Stefan Steinsson | Hvolsvelli, Iceland | 06/04/2001
(5 out of 5 stars)
"This is the best. The recording was unofficial. It was December 20th 1962, a follow up of the premiere two days earlier. Soviet authorities were not amused. You can hear all the nervous coughing of smoking Muscovites. Vitaly Gromadsky was I think the third bass they cheered up for the role. Did he sing again? Listening to the record is akin to being taken to the Large Hall amidst emotional strain. It is not enough for the composer to have joined the Party and composed his eleventh. He has never been further away from the true dissidents, mostly exiled. He risks becoming a conformist. But Mariya Yudina, the pianist, is quoted, 'With his 13th he has become one of us again'. They had attended the Petrograd Conservatory together. It sounds as if the choir, bass and orchestra really have something to say.

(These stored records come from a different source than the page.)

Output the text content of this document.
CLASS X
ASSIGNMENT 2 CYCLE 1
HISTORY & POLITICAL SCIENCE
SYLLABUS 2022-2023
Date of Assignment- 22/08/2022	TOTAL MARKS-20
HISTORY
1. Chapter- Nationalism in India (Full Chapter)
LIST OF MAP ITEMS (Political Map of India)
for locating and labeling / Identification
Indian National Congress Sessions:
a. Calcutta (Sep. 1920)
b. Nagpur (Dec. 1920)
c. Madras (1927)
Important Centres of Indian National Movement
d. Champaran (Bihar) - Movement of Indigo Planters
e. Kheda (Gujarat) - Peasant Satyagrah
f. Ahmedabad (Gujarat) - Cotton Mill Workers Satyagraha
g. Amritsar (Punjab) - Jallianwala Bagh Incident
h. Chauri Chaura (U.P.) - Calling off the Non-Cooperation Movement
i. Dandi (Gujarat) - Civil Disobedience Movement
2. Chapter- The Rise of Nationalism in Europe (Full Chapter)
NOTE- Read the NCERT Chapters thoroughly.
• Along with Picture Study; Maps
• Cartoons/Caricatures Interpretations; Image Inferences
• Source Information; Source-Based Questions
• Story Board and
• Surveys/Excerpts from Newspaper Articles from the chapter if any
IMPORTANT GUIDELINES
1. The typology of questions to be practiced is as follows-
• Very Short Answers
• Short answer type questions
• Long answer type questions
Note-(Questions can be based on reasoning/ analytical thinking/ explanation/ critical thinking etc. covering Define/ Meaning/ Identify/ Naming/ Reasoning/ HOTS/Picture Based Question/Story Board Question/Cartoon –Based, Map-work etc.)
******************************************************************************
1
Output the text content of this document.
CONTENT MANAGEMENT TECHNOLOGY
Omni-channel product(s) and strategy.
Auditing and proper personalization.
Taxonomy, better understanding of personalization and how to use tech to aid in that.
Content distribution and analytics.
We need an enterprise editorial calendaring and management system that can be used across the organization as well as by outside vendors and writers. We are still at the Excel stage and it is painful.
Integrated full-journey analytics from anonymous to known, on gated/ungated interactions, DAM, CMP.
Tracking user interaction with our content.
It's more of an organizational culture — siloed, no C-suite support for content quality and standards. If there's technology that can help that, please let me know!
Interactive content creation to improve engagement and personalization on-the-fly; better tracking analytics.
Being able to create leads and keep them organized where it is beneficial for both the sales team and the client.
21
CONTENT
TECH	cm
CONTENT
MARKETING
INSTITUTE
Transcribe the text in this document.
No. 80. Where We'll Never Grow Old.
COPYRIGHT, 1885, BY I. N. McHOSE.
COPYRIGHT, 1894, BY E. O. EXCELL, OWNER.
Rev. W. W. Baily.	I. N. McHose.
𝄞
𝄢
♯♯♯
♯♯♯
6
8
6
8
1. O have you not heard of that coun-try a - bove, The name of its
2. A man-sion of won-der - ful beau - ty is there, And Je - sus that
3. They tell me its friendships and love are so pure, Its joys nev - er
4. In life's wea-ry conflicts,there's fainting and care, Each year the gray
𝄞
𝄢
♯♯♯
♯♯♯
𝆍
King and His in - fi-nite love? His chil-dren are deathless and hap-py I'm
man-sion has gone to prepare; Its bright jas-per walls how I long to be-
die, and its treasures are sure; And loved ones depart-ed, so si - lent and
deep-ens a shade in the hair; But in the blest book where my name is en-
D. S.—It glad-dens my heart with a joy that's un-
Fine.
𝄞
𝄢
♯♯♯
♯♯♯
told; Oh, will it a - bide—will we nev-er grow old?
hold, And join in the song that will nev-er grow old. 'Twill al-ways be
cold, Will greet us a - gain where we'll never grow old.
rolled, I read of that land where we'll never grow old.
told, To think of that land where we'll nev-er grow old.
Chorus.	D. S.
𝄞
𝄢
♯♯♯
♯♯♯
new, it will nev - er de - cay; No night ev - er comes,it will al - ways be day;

Of course Kirill Kondrashin's genius matters. I have nowhere found another performance of Babi Yar remotely as good. This one gives me chills and sometimes sweat, and I am not a nervous man. I can wholeheartedly recommend it."
Worth More Than Its Price
D. A Wend | Buffalo Grove, IL USA | 08/02/2001
(5 out of 5 stars)
"This is THE recording of the Babi Yar symphony to have. You are transported back to the first performances of the symphony, which the Soviet government would rather not have allowed. Pressure was put to bear on Kondrashin to "become ill" and the original bass quit. This recording is also noteworthy because it presents the test of Babi Yar as it was first written by Yevtushenko which he subsequently changed to indicated that there were other victims than just Jews in the massacre. Shostakovich was forced to change his score to the new working.
The sound is good and the audience attending the performance is quiet until they applaud at the end. If you can get a copy of this CD, buy it."